Ouvido pelo Estado de Minas ontem, o microempresário Washington Pereira Alexandre, viúvo de Jéssica Francine, disse que ainda não se conforma com a perda e que família clama por justiça. Segundo ele, Jéssica usava os itens de segurança e sinalização e pedalava no acostamento quando foi atingida. Porém, o motorista da carreta que a atropelou alegou que ela andava no meio da pista. “Mas, a informação que tenho é que até hoje a polícia não conseguiu colher o depoimento do motorista e, com isso, o inquérito não andou”, reclama Washington, que completa 43 anos na segunda-feira. Ele disse que desde a perda da mulher, enfrenta uma dor interminável, junto com as duas filhas do casal, Maria Clara, de 17, e Lavínia, de 5.
 
Também no Norte de Minas,  em 7 de maio, o empresário Carlos André Soares de Souza, conhecido como “Dé Bike”, morreu aos 43 anos depois de ser atropelado por um carro quando pedalava no acostamento da MCG-135 (estrada Montes Claros/Mirabela), no município de Montes Claros.
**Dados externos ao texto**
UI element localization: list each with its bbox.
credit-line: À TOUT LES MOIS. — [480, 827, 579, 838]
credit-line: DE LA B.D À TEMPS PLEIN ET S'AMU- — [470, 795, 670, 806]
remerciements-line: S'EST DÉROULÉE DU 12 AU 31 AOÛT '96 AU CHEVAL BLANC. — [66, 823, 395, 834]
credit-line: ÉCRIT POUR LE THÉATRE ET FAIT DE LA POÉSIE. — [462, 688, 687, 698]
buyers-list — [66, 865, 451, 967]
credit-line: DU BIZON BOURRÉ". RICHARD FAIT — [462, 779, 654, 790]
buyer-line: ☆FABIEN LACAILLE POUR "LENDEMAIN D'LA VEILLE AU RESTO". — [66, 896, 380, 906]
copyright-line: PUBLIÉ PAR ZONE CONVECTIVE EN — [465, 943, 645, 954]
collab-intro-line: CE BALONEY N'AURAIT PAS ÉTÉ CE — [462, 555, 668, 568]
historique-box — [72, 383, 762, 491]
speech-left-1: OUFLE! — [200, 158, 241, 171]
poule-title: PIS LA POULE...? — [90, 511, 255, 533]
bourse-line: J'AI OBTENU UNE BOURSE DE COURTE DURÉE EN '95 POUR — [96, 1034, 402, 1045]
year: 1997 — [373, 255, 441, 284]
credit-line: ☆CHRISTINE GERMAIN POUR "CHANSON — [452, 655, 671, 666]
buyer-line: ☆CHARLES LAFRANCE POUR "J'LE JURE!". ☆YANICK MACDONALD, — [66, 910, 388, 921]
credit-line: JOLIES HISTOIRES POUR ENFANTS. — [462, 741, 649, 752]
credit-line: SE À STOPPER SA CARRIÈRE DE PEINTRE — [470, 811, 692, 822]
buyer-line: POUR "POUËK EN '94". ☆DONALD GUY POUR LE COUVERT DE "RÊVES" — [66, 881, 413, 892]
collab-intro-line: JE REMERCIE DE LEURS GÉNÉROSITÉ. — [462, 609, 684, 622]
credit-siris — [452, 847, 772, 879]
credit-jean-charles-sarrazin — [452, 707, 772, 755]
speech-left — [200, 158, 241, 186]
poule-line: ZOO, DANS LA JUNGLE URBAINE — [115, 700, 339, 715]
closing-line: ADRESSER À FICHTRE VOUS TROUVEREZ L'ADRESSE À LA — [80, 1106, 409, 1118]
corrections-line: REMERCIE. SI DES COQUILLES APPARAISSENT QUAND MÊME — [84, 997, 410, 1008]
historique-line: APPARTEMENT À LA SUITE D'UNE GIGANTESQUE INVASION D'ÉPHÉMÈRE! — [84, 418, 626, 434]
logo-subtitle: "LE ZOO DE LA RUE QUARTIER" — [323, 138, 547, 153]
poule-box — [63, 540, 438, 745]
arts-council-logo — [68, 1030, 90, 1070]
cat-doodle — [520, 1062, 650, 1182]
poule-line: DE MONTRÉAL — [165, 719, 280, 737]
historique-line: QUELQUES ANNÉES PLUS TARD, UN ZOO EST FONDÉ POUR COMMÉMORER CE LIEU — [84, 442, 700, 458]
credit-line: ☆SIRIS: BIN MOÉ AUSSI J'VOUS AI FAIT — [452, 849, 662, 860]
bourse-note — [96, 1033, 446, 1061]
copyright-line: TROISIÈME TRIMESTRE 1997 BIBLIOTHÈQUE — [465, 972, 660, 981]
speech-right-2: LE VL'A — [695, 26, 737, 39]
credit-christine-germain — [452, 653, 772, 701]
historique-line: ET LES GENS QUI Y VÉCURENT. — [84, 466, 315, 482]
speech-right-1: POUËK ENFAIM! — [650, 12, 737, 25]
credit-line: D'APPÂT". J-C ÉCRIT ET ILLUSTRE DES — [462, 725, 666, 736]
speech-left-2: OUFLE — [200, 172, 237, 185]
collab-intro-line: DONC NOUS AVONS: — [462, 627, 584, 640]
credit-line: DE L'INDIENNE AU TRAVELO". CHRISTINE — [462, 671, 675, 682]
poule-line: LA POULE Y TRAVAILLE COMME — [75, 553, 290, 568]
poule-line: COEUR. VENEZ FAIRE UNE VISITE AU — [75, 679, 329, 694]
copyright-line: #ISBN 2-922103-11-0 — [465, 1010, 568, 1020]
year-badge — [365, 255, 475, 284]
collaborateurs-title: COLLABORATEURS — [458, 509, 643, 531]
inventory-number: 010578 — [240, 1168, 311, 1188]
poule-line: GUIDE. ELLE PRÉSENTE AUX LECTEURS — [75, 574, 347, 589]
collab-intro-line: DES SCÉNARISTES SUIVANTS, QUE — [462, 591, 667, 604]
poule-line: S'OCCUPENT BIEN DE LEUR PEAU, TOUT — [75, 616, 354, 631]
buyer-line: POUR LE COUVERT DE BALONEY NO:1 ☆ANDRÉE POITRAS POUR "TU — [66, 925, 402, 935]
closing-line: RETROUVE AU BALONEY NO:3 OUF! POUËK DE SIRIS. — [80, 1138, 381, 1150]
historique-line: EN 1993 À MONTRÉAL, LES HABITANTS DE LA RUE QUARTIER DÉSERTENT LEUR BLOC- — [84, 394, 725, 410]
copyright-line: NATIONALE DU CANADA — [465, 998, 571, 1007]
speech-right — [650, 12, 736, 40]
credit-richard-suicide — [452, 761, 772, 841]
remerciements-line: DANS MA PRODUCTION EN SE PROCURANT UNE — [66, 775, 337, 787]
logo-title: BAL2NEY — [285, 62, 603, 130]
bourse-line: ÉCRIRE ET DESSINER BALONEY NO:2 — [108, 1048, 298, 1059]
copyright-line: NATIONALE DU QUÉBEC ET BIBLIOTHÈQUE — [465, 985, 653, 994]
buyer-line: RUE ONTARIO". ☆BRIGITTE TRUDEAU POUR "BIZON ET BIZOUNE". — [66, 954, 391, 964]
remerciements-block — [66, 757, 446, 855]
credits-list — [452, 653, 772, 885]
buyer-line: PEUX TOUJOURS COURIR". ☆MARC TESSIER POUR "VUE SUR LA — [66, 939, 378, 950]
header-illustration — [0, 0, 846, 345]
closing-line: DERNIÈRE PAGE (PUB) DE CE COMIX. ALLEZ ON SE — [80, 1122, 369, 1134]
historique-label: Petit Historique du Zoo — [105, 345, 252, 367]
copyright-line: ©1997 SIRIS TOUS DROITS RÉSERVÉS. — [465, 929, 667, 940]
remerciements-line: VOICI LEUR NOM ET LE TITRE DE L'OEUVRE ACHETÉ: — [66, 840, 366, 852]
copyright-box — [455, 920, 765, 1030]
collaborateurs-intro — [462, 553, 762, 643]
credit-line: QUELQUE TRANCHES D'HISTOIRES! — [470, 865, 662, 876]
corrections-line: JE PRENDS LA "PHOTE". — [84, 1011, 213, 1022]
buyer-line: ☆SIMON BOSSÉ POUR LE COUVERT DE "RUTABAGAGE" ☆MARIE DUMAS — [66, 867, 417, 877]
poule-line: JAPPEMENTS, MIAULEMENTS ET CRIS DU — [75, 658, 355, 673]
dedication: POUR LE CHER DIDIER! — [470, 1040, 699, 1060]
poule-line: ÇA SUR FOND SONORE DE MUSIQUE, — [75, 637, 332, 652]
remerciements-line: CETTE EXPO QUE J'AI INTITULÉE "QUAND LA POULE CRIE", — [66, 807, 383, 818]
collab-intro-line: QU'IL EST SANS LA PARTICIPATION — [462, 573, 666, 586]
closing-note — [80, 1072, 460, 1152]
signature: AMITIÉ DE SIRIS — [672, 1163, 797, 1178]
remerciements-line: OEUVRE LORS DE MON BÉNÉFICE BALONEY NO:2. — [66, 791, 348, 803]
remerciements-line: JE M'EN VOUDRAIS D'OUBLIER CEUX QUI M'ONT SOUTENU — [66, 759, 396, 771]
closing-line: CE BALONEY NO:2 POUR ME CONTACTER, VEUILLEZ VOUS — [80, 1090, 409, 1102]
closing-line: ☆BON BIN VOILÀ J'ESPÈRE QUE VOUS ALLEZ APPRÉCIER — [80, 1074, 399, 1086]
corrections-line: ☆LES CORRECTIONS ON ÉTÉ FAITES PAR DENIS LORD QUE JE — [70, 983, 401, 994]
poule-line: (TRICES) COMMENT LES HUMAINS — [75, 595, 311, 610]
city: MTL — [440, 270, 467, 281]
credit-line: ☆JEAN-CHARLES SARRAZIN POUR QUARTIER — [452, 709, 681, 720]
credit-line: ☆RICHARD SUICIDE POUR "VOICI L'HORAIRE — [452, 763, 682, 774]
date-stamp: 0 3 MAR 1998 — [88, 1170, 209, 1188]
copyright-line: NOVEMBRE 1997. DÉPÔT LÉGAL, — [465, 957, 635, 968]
Segundo testemunhas, Dé Bike estava à frente de um grupo de seis ciclistas, que seguiam na rodovia em fila indiana.
 
O presidente da Associação dos Ciclistas de Montes Claros (Aciclmoc), o dentista Sérgio Costa de Oliveira, afirma que, de fato, o aumento da quantidade de bicicletas e de veículos automotores nas rodovias e vias urbanas contribuiu para a elevação dos acidentes com ciclistas.  Por outro lado, ele aponta a falta de atenção dos motoristas com os ciclistas como um dos fatores responsáveis pelos atropelamentos. Ele lembra ainda que os passeios ciclísticos cresceram muito em Montes Claros, que, atualmente, há mais de 40 grupos de pedais. A maioria deles percorre trilhas em estradas vicinais (de terra), escapando do perigo das rodovias asfaltadas. Na zona rural município existem cerca de 500 quilômetros de “rotas do pedal” em trechos de terra, acredita Oliveira.